El terraplén y la cabaña en Sierra de la Ventana. Street View

Un día en el terraplén serrano

 

En Sierra de la Ventana había un terraplén, el de las vías por donde circulaba el ferrocarril con mínima frecuencia, pero vital para la comarca turística. Con sus árboles añosos y pastizales amarillos, era un ambiente especial y diferente del resto de los sitios serranos. Desde el terraplén se veía mejor el paisaje, como subiendo a una serranía baja. Los lugareños no lo transitaban, imbuidos de sus propias actividades.
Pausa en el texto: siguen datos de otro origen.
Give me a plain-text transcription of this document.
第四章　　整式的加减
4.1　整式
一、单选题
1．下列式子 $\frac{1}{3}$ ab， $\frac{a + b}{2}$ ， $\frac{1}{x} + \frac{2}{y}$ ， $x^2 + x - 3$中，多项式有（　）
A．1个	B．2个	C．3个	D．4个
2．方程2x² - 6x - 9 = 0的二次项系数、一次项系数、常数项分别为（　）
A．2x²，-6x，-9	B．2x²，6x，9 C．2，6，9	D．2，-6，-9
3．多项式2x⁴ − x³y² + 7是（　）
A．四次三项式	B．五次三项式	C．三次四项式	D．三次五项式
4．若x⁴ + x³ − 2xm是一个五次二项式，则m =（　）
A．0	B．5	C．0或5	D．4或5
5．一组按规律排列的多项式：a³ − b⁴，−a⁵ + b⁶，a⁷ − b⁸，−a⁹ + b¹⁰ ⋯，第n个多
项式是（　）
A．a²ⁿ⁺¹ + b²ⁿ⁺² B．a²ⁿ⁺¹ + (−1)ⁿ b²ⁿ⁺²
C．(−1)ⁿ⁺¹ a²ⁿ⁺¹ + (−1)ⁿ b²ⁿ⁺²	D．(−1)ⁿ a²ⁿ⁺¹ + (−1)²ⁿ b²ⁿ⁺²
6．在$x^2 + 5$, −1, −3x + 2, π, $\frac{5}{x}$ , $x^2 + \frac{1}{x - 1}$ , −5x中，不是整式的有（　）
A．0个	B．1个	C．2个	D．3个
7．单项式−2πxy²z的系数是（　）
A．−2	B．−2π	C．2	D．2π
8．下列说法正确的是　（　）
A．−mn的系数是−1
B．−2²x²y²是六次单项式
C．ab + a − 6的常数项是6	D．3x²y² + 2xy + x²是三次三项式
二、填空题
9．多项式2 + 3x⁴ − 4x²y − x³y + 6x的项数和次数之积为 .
En cambio, los turistas, parejas de enamorados, chicos aventureros y demás paseantes vagabundeaban por las vías en busca de sosiego o diversión. Algunos caminaban desde la mismísima estación hasta el viejo puente de hierro y otros retozaban en los taludes subiendo y bajando.

Cuando la sequía arreciaba el terraplén se tornaba gris amarillento y algo triste. Un verde brillante, en cambio, lo tapizaba en época de lluvias. Era un ecosistema humano y natural a la vez. Muy pocos, pero destacables los árboles allende el talud. Viejos y de gran altura se erguían álamos, pinos, sauces y eucaliptus.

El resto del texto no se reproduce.